Il y a, ensuite, dans le même objectif et le même rythme  d’urgences, la R & D, la recherche et  le développement. Il y a, par ailleurs l’organisation administrative et juridique du pays qui doit être orientée vers plus de décentralisation et de responsabilisation. Il y a, enfin mais non le dernier, le couple scellé de la finance et de la fiscalité qui doit assurer cette avancée du pays vers le succès, vers la consécration d’une économie extravertie, puisant ses sources dans nos fondements socioculturels et  qui formeront la dorsale  pour nous permettra d’entrer de plein pied dans les valeurs planétaires qui constituent la force des puissances de notre Terre.

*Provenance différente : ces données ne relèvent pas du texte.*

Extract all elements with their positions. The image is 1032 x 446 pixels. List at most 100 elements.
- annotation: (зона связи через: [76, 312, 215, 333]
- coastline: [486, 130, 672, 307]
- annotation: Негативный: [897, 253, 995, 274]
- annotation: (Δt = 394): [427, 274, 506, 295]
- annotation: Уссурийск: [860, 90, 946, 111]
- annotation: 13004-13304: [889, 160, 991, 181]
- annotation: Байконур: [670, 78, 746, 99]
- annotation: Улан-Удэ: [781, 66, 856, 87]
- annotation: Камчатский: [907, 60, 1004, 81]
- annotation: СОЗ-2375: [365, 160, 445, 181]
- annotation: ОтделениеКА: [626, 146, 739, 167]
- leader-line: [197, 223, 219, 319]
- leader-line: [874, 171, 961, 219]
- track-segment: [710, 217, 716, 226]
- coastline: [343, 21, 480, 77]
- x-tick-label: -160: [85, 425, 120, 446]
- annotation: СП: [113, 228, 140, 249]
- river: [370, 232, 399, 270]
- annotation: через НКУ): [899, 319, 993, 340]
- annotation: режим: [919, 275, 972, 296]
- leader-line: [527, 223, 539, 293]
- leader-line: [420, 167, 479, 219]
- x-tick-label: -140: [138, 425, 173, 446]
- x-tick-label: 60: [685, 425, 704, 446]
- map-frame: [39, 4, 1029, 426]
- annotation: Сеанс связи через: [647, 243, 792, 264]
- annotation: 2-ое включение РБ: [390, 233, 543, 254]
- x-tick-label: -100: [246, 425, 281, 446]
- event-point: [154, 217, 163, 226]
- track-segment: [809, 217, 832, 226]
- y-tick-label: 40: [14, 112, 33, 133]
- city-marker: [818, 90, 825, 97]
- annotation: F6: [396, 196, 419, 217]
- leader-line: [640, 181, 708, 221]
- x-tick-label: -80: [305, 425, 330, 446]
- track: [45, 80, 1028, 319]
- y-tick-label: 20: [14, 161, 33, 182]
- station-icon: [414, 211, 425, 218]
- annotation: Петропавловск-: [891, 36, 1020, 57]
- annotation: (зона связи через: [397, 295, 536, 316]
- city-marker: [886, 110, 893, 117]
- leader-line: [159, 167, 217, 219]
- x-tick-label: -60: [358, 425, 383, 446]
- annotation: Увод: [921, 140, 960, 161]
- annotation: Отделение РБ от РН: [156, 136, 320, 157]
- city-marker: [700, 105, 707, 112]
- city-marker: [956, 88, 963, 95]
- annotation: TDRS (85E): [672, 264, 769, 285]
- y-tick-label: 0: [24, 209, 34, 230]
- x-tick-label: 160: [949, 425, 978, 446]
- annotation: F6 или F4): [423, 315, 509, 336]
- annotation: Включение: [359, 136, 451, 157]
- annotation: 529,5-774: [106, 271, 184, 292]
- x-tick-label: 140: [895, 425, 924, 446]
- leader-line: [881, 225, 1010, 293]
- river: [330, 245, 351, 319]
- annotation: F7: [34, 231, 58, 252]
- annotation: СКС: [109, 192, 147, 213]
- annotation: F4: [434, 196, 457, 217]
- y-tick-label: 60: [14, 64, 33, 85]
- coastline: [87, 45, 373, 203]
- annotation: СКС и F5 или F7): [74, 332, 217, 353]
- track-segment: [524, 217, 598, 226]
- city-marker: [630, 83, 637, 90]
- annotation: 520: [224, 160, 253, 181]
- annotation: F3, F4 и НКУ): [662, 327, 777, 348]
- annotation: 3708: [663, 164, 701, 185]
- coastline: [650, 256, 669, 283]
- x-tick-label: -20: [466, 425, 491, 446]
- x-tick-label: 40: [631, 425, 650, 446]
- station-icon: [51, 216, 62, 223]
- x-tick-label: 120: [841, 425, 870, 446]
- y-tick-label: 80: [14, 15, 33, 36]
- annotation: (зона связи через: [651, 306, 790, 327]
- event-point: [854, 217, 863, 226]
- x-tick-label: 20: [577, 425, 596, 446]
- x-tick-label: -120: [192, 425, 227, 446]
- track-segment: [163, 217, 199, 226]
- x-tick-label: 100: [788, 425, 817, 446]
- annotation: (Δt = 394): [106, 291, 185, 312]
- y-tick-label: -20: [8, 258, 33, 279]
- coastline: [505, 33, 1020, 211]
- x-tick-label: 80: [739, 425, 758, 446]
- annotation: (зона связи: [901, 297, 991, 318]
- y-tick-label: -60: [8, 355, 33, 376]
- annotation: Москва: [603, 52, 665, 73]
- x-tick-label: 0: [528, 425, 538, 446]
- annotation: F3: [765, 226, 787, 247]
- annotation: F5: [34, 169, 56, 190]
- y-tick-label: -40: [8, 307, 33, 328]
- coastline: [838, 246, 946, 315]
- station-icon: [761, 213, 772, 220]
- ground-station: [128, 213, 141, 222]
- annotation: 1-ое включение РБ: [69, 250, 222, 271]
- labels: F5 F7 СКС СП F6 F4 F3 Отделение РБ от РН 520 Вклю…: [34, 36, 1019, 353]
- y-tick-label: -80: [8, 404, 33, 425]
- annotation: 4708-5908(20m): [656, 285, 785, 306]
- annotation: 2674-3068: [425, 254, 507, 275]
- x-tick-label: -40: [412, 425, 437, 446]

Ceci étant, les réformes qui constituent nos urgences et nous assureront de relever le défi peuvent être regroupées en quatre grands axes :

  • Tout d’abord, l’axe d’information, de communication  et de mobilisation des citoyens, dont l’objectif est de définir clairement les problèmes, de les communiquer sans détours et de préciser les mesures à prendre avec le courage et l’audace qu’exige parfois la portée impopulaire de ces mesures. Ce point doit inclure l’engagement de l’Etat à honorer ses engagements, message adressé à la communauté internationale, notamment aux marchés financiers et aux     fournisseurs et partenaires commerciaux de la Tunisie.
     
  •  Le second axe porte sur la politique monétaire et fiscale : qui exige un assouplissement des mesures d’austérité qui ont freiné la consommation et un soulagement de la pression fiscale et du coût du travail. Ce volet doit inclure les mesures qui seraient prises lors du budget 2014 visant à accorder des avantages fiscaux pour la création d’emplois. L’objectif est de soulager les charges de l’entreprise et lui conférer de nouveau son potentiel compétitivité fortement secoué. La réforme de la Banque ne doit pas être du reste et les autorités se devront d’œuvrer pour réhabiliter une bonne éthique financière. La politique fiscale doit instaurer une pénalisation coercitive pour lutter contre le commerce parallèle et la contrebande.
     
  • le troisième  est l’axe social qui   doit porter deux vecteurs clés : le premier a trait au pacte social qui doit instaurer, par consensus national, une paix sociale pour la durée du programme de salut, le second visant à défendre et à protéger le pouvoir d’achat du citoyen non par une politique d’ajustements des salaires mais plutôt par une maitrise des charges et des prix.
     
  • Le quatrième et dernier axe a trait au programme de croissance et de développement : il faut écarter les promesses vaseuses et annoncer des programmes de création de projets à l’échelle des  régions qui auront le mérite, parce qu’adroitement conduits selon un calendrier sérieux et engageant, de faire revenir doucement mais sûrement la confiance et l’adhésion des citoyens ; Il faut inculquer au citoyen que seule la croissance, dont le moteur principal est l’investissement, est génératrice de création d’emplois, de réduction des déficits, de desserrement fiscal et d’assouplissement monétaire. Un programme de mobilisation de ressources, internes et externes, élaboré par des expertises crédibles, bénéficiant de l’écho et le respect international, sous le pilotage du Gouverneur de la Banque centrale, dernière citadelle de confiance du pays.